Investors in the cryptocurrency space have been keeping an eye on a ticking clock, counting down the days before the predicted Bitcoin halving date – the date when the rewards for mining Bitcoin are halved, say Chris Etherington, tax partner and Miruna Constantin, tax manager at RSM.

Many are predicting this will be in the middle of April. Historically, Bitcoin has significantly risen in value following a halving date and there is a lot of speculation that there might be a similar growth pattern in the coming year.

However, it could be that investors are looking at the wrong countdown clock and they should instead be counting the days down to the tax year deadline on 5 April. Whilst investors involved in crypto assets may be aware that means they need to start thinking about tax reporting, they should also be thinking about whether they could be taking sensible steps now to minimise their exposure to a future tax liability.

As part of the tax raising steps taken by the chancellor in recent years, the capital gains tax (CGT) annual exemption has been slashed to £6,000 per person in the current tax year and is set to fall further to £3,000 per person from 6 April. It may therefore be worthwhile for some crypto investors to consider whether they should be looking at maximising the use of these allowances.

One common strategy that is used by married couples and those in civil partnerships is to ensure that both individuals are fully utilising their CGT annual exemptions. A challenge with this can be a set of rules that can apply to investors known as ‘bed and breakfasting’. The ‘bed and breakfast’ rules broadly prevents an individual from triggering a capital gain by simply selling shares one day and reacquiring shortly afterwards.

These rules can also apply to investments in crypto assets. One option that could be considered to trigger a capital gain for married couples is an investment strategy commonly known as ‘bed and spouse.’ This could involve an investment in a cryptocurrency being sold by an individual and then bought back in the name of their spouse or civil partner.

Of course, tax is not the only point to consider here and it involves a genuine gift being made by one person to another, so the couple need to be comfortable with that.

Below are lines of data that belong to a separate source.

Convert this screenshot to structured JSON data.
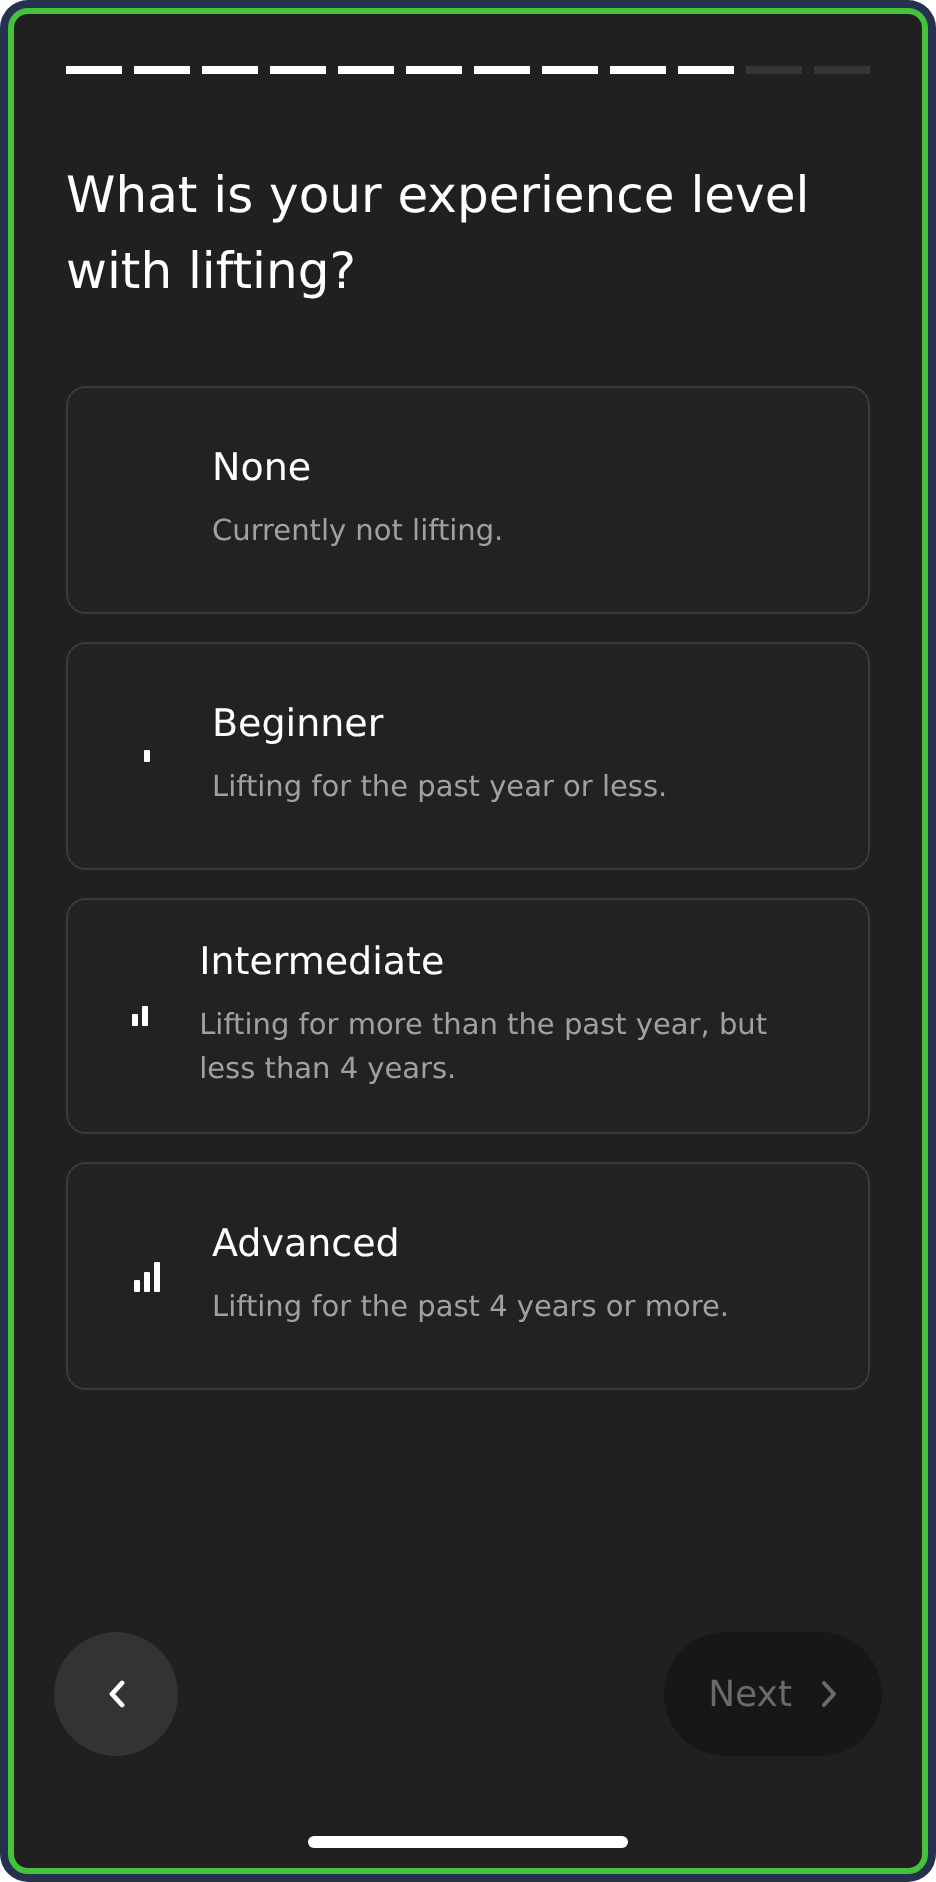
{
  "progress": {
    "steps": [
      {
        "completed": true
      },
      {
        "completed": true
      },
      {
        "completed": true
      },
      {
        "completed": true
      },
      {
        "completed": true
      },
      {
        "completed": true
      },
      {
        "completed": true
      },
      {
        "completed": true
      },
      {
        "completed": true
      },
      {
        "completed": true
      },
      {
        "completed": false
      },
      {
        "completed": false
      }
    ]
  },
  "question": "What is your experience level with lifting?",
  "options": [
    {
      "kind": "no-bars",
      "title": "None",
      "description": "Currently not lifting.",
      "selected": false
    },
    {
      "kind": "one-bar",
      "title": "Beginner",
      "description": "Lifting for the past year or less.",
      "selected": false
    },
    {
      "kind": "two-bars",
      "title": "Intermediate",
      "description": "Lifting for more than the past year, but less than 4 years.",
      "selected": false
    },
    {
      "kind": "three-bars",
      "title": "Advanced",
      "description": "Lifting for the past 4 years or more.",
      "selected": false
    }
  ],
  "navigation": {
    "next": {
      "label": "Next",
      "disabled": true
    }
  }
}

Such a gift is relatively straightforward in relation to shares but could have practical challenges and costs involved if it is a gift of a cryptocurrency. It might also involve a difficult conversation of educating a spouse or civil partner on what you are invested in and why, perhaps not as easy where substantial sums are held in a dog-themed memecoin.

Besides sharing the CGT burden with their spouses, individuals receiving income from staking, mining or airdrops could also maximise the use of the trading and miscellaneous income allowance. The allowance exempts up to £1,000 of income received by an individual each tax year from income tax.

This means that if the investments are equalised between spouses, each couple could potentially benefit from up to £2,000 tax-free crypto income and make use of the lower income tax rates on the excess.

The clash between the world of cryptoassets and taxes can give rise to a raft of difficult questions. HMRC will no doubt be keeping a keen eye on taxpayers to ensure they are disclosing any crypto gains and income appropriately, ensuring they get their fair share of any profits made.

It has never been more important for crypto investors to plan ahead and ensure they understand the potential tax implications of their investment plans.